I spent my first seventeen years in the modest brick ranch house at the end of a dirt road in Katonah, New York. It was the only place I had ever lived. I shared a small bedroom with my brother, he in the top bunk and me on the bottom of our trundle bed. My parents sold the house (part of the divorce fallout) during my first semester in college. While home for the Christmas break, I slept on the living room floor of the empty house the night before the closing, under the excuse of protecting the empty house from vandalism. Ridiculous. The house was too remote and isolated to ever be vandalized. Growing up, I never even had a key to the place, and on the rare occasion that I came home and found it locked, I learned to climb in through a window. Still I could not part with my only home.
I have never again driven the kilometer down the narrow lane from Cherry Street where we walked daily to await the school bus. Never returned to the steep gravel driveway where we sledded those many winters. I have heard that the dirt road is now paved, that the empty spaces on the lane are now filled in with houses. Enough change to take away its rural charm. I have never shown my wife, my son, my girlfriend or anyone.
Look forward, never back.
On the last day of my vacation in Budapest in 2017, I decided to go again to see my father’s childhood home. My grandfather, who I would never meet, had constructed the home for his family. Like him, my father would become a builder and build his own home in America. I knew the address and I had been there once before. My father had shown it to us (myself and my brother and sister) when we were visiting Hungary in 1983. The house and the neighborhood had changed little since he had left over three decades before. Still, he rang the bell at 8 Mikszath Utca (street) on a tree lined residential street in the Pesterszerber. It was a solid one-story house with dark brown shutters on beige stucco walls. There was a detached garage and small yard tucked behind a four foot concrete privacy wall. He chatted with the woman who met him at the gate and he told her that he had grown up there and was showing the house to his American children. We were not invited in. We did not see much else of the town, we did not drive through the business district or find the street where my mother grew up or see his school or favorite soccer field.
I thought that I could get a better feel for where my parents grew up if I took the subway to the closest stop and walked through the neighborhood to locate his childhood home. Together with my son Jacob, and armed with the GPS on my smart phone, we walked several miles through pleasant suburbs to reach Pesterszerber. It was a hot and humid August afternoon as we passed through the flat and unremarkable landscape. The closer to our destination, the more rundown the neighborhood. On his street every house is fenced off from the street and often dogs barked and strained at us as we marched down the sidewalk. We found that his house is being gutted and renovated. There are only gapping holes where windows once stood and a large addition is being added. I am struck by the coincidence that at the same time in America, I am gutting and renovating a commercial warehouse in New York. It is the final building that my father constructed which our family still owns.

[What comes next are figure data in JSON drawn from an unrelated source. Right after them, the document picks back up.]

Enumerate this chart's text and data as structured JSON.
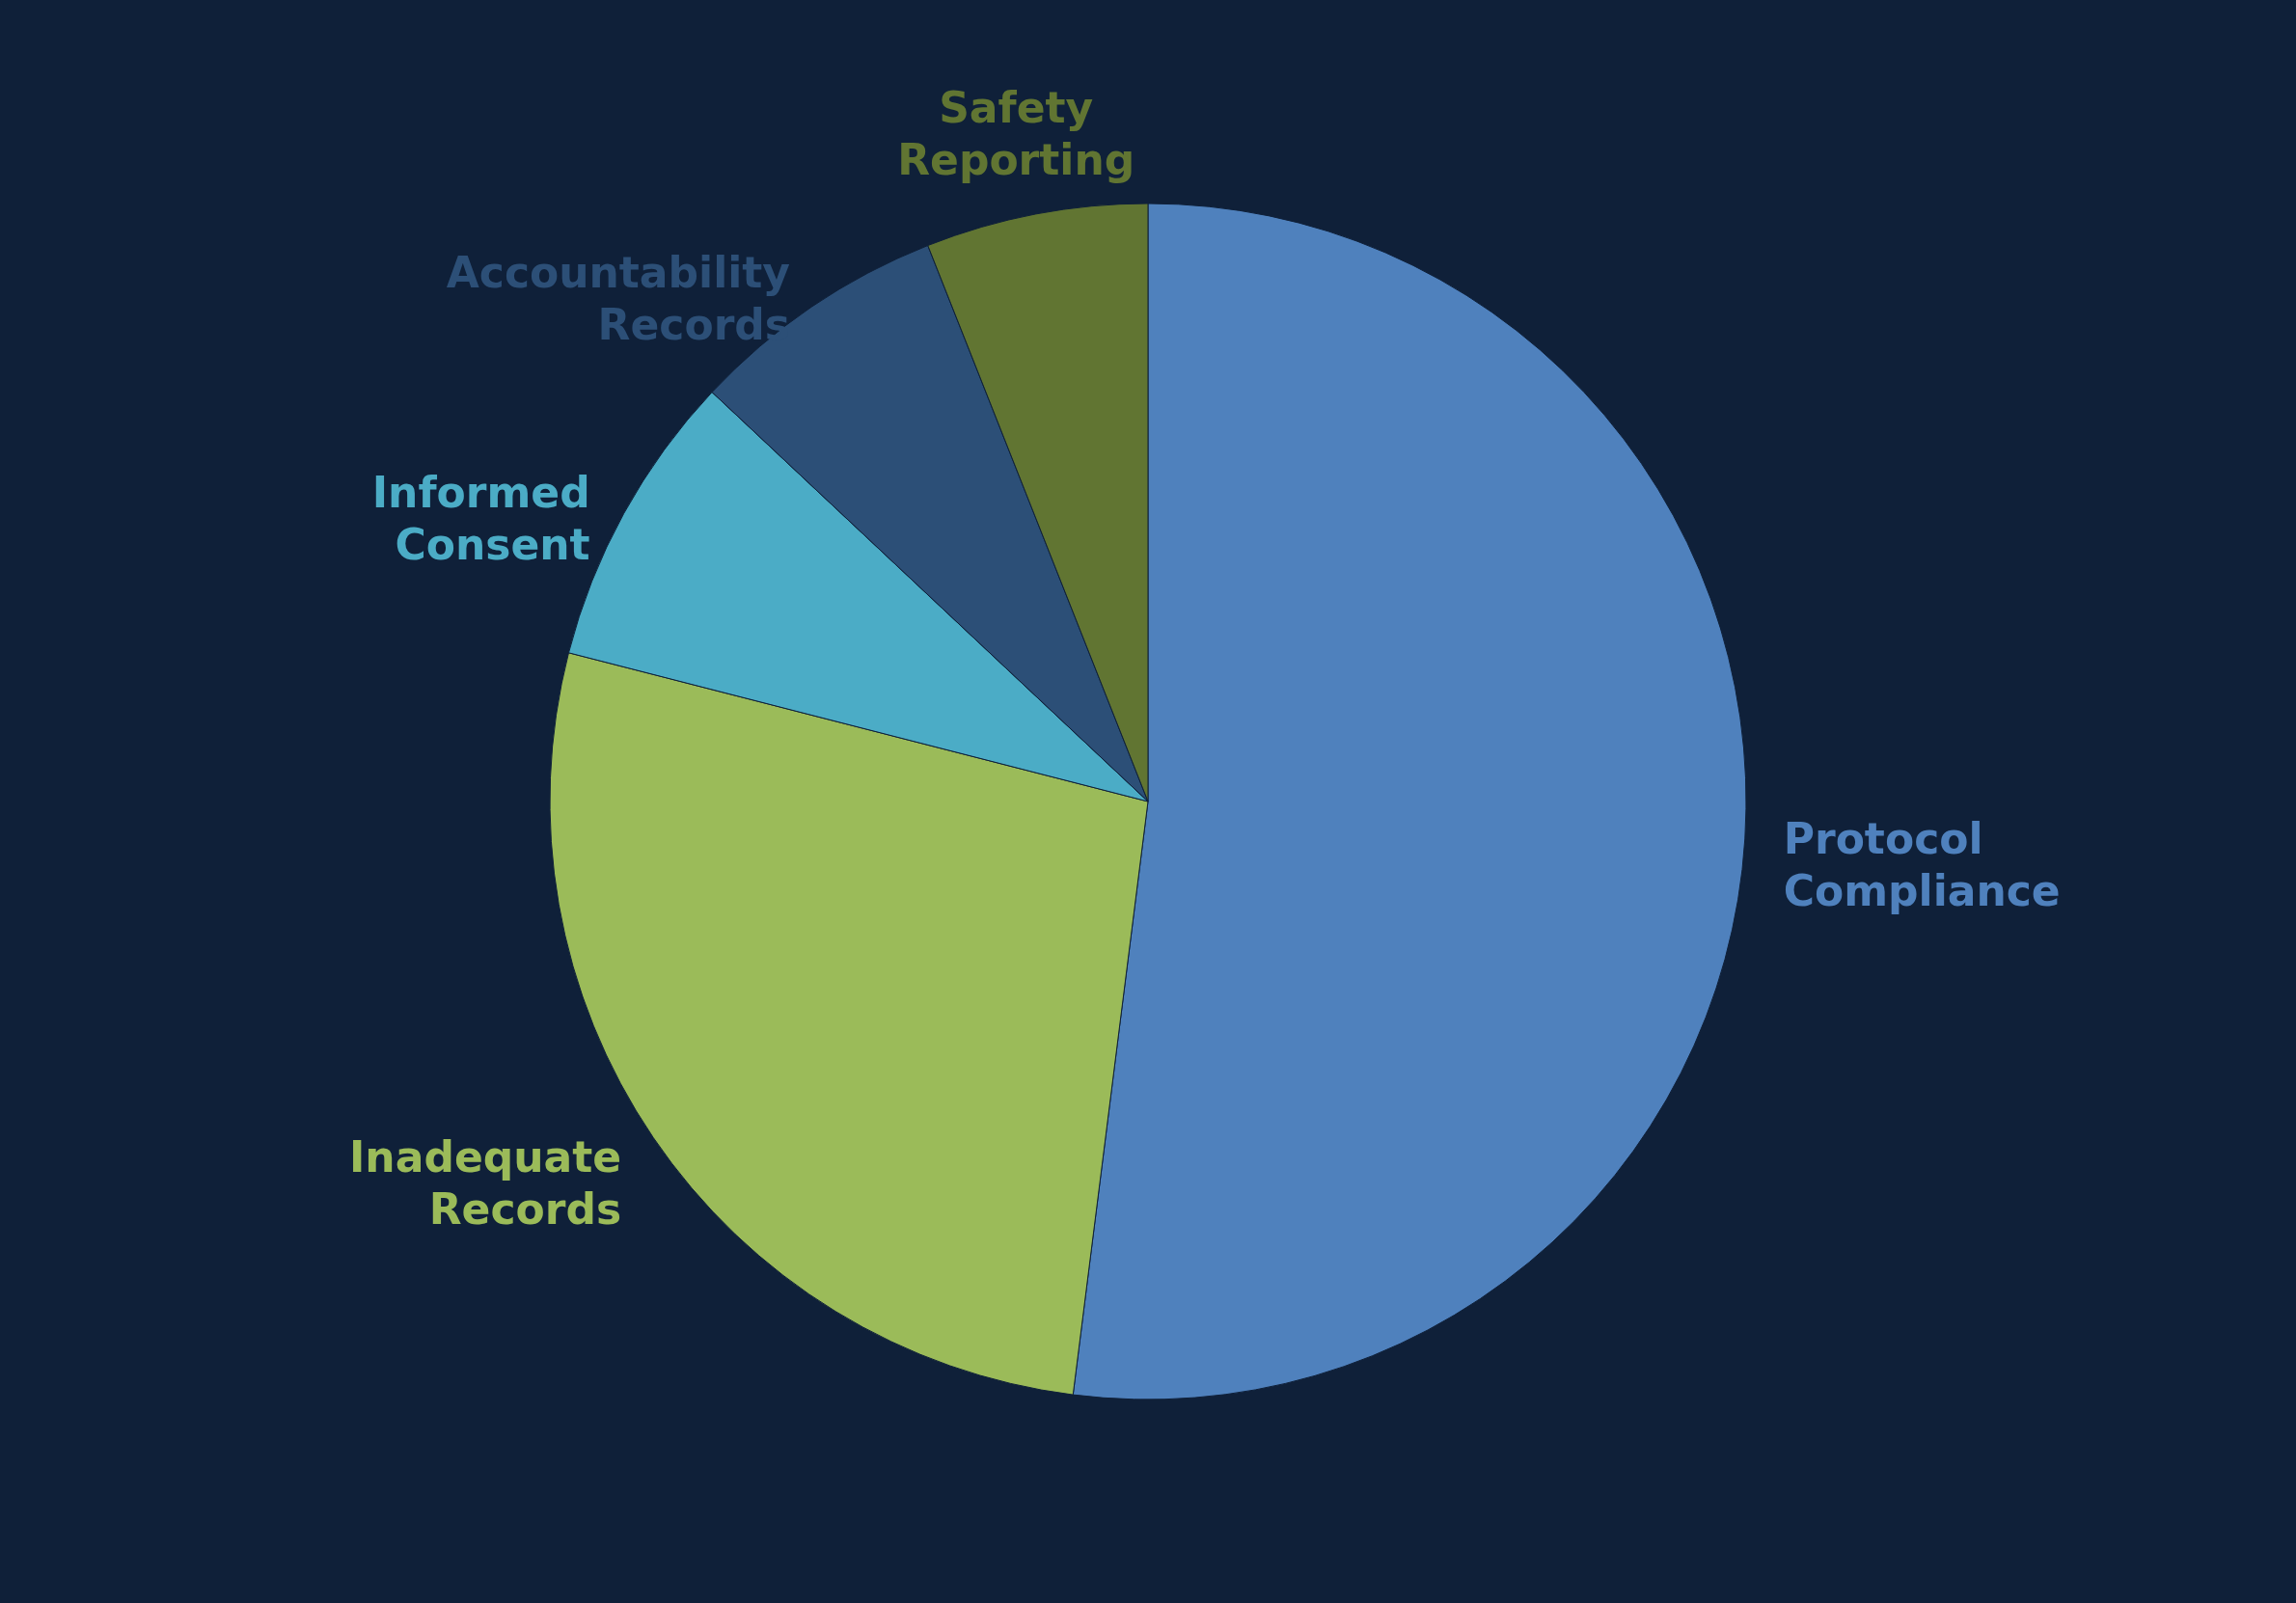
{
  "chart_data": {
    "type": "pie",
    "categories": [
      "Protocol Compliance",
      "Inadequate Records",
      "Informed Consent",
      "Accountability Records",
      "Safety Reporting"
    ],
    "values": [
      52,
      27,
      8,
      7,
      6
    ],
    "colors": [
      "#4f81bd",
      "#9bbb59",
      "#4bacc6",
      "#2c4f77",
      "#617532"
    ]
  }
}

Although it was a Friday, there was no one working and yet again I cannot enter the yard. So we take some pictures and resume our trek. We return to the subway station via commercial streets which proved to simply be dirtier, hotter and unshaded. Jacob, sweaty and tired, makes me check my GPS several times to confirm that we are not headed in the wrong direction. Although we make it back to the subway, perhaps I have been misdirected. I feel no closer to my parents for having trod their streets seventy years after their emigration. I find that the edifice of my father’s former life stands merely as a reminder to a lost people.
I recommit myself to looking forward.